S’exprimant dans une émission télévisée, il n’avait pas pu s’empêcher d’affirmer que les jeunes en question auraient pu se comporter autrement s’ils avaient été des descendants de « Suédois ou de Portugais ». Sous-entendu : on est bon ou mauvais en fonction de son ascendance.

Bien dans sa posture de diviseur ayant une connaissance limitée de l’histoire de l’humanité, Sarkozy, élu entre-temps président de la République, s’était rendu au Sénégal en novembre 2007. C’était son premier voyage en Afrique. Dans un discours à l’université de Dakar, il avait affirmé que le « drame de l’Afrique [c’est que] l’homme africain n’est pas assez entré dans l’Histoire ». Ce qu’il fallait démontrer.

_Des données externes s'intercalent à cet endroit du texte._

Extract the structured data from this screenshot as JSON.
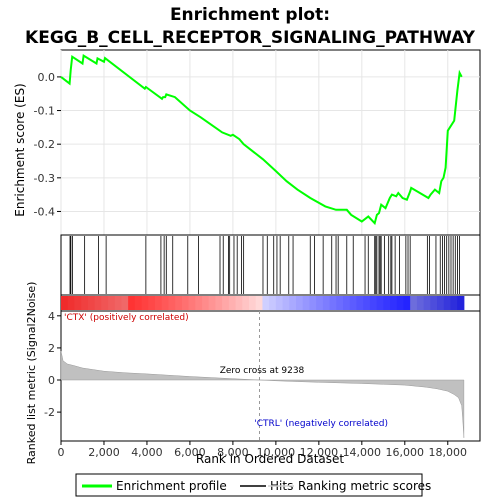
{
  "chart_data": {
    "type": "line",
    "title_line1": "Enrichment plot:",
    "title_line2": "KEGG_B_CELL_RECEPTOR_SIGNALING_PATHWAY",
    "es_panel": {
      "ylabel": "Enrichment score (ES)",
      "ylim": [
        -0.47,
        0.08
      ],
      "yticks": [
        0.0,
        -0.1,
        -0.2,
        -0.3,
        -0.4
      ],
      "ytick_labels": [
        "0.0",
        "-0.1",
        "-0.2",
        "-0.3",
        "-0.4"
      ],
      "series": [
        {
          "name": "Enrichment profile",
          "color": "#00ff00",
          "x": [
            0,
            400,
            450,
            520,
            1000,
            1050,
            1650,
            1700,
            2000,
            2050,
            3900,
            3950,
            4700,
            4750,
            4850,
            4900,
            5300,
            6000,
            6500,
            7500,
            7900,
            8000,
            8300,
            8500,
            9400,
            10000,
            10500,
            11000,
            11600,
            12300,
            12800,
            13300,
            13500,
            14000,
            14200,
            14300,
            14600,
            14700,
            14800,
            14900,
            15100,
            15300,
            15400,
            15600,
            15700,
            15900,
            16100,
            16250,
            16300,
            17100,
            17200,
            17400,
            17600,
            17700,
            17800,
            17900,
            18000,
            18300,
            18450,
            18550,
            18650
          ],
          "y": [
            0.0,
            -0.02,
            0.02,
            0.06,
            0.04,
            0.063,
            0.04,
            0.055,
            0.045,
            0.056,
            -0.035,
            -0.03,
            -0.065,
            -0.06,
            -0.06,
            -0.052,
            -0.06,
            -0.1,
            -0.12,
            -0.165,
            -0.175,
            -0.172,
            -0.185,
            -0.2,
            -0.245,
            -0.28,
            -0.31,
            -0.335,
            -0.36,
            -0.385,
            -0.395,
            -0.395,
            -0.41,
            -0.43,
            -0.42,
            -0.415,
            -0.435,
            -0.41,
            -0.405,
            -0.38,
            -0.39,
            -0.36,
            -0.35,
            -0.355,
            -0.345,
            -0.36,
            -0.365,
            -0.34,
            -0.33,
            -0.36,
            -0.35,
            -0.335,
            -0.345,
            -0.31,
            -0.3,
            -0.27,
            -0.16,
            -0.13,
            -0.04,
            0.012,
            0.0
          ]
        }
      ]
    },
    "hits": [
      420,
      460,
      540,
      1100,
      1750,
      2100,
      3950,
      4650,
      4800,
      4900,
      5200,
      5900,
      6400,
      7400,
      7550,
      7800,
      7850,
      8050,
      8200,
      8400,
      8500,
      9400,
      9600,
      9900,
      10050,
      10200,
      10600,
      10800,
      11600,
      11800,
      12200,
      12600,
      12800,
      12900,
      13300,
      13600,
      14150,
      14300,
      14600,
      14650,
      14700,
      14800,
      14850,
      14900,
      15050,
      15250,
      15350,
      15400,
      15550,
      15750,
      16050,
      16150,
      16250,
      17050,
      17150,
      17450,
      17650,
      17750,
      17850,
      17950,
      18050,
      18150,
      18250,
      18350,
      18450,
      18550
    ],
    "metric_panel": {
      "ylabel": "Ranked list metric (Signal2Noise)",
      "xlabel": "Rank in Ordered Dataset",
      "ylim": [
        -3.8,
        4.3
      ],
      "yticks": [
        4,
        2,
        0,
        -2
      ],
      "ytick_labels": [
        "4",
        "2",
        "0",
        "-2"
      ],
      "xlim": [
        0,
        19500
      ],
      "xticks": [
        0,
        2000,
        4000,
        6000,
        8000,
        10000,
        12000,
        14000,
        16000,
        18000
      ],
      "xtick_labels": [
        "0",
        "2,000",
        "4,000",
        "6,000",
        "8,000",
        "10,000",
        "12,000",
        "14,000",
        "16,000",
        "18,000"
      ],
      "curve_x": [
        0,
        100,
        300,
        600,
        1000,
        2000,
        3000,
        4000,
        5000,
        6000,
        7000,
        8000,
        9238,
        10000,
        11000,
        12000,
        13000,
        14000,
        15000,
        16000,
        17000,
        17500,
        18000,
        18300,
        18500,
        18650,
        18700,
        18750
      ],
      "curve_y": [
        1.8,
        1.2,
        1.0,
        0.9,
        0.75,
        0.55,
        0.45,
        0.38,
        0.3,
        0.22,
        0.15,
        0.08,
        0.0,
        -0.05,
        -0.1,
        -0.14,
        -0.18,
        -0.22,
        -0.27,
        -0.32,
        -0.45,
        -0.55,
        -0.7,
        -0.9,
        -1.1,
        -1.6,
        -2.5,
        -3.6
      ],
      "zero_cross_label": "Zero cross at 9238",
      "zero_cross": 9238,
      "pos_label": "'CTX' (positively correlated)",
      "neg_label": "'CTRL' (negatively correlated)",
      "fill_color": "#c0c0c0"
    },
    "legend": {
      "items": [
        "Enrichment profile",
        "Hits",
        "Ranking metric scores"
      ],
      "placement": "bottom"
    },
    "colors": {
      "profile": "#00ff00",
      "pos_label": "#cc0000",
      "neg_label": "#0000cc"
    }
  }
}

Mais est-il écouté par ses compatriotes ? Oui, parfois. Et c’est là tout le drame. Je me souviens de ce qu’une amie française, blanche, de gauche, m’avait dit lors des émeutes de l’automne 2005 : « J’en ai marre de rencontrer dans les rues de mon pays des gens qui portent des boubous et des babouches, parlent fort, baragouinent le français. Que font-ils ici ? Ils n’ont qu’à rentrer chez eux. » Bien entendu.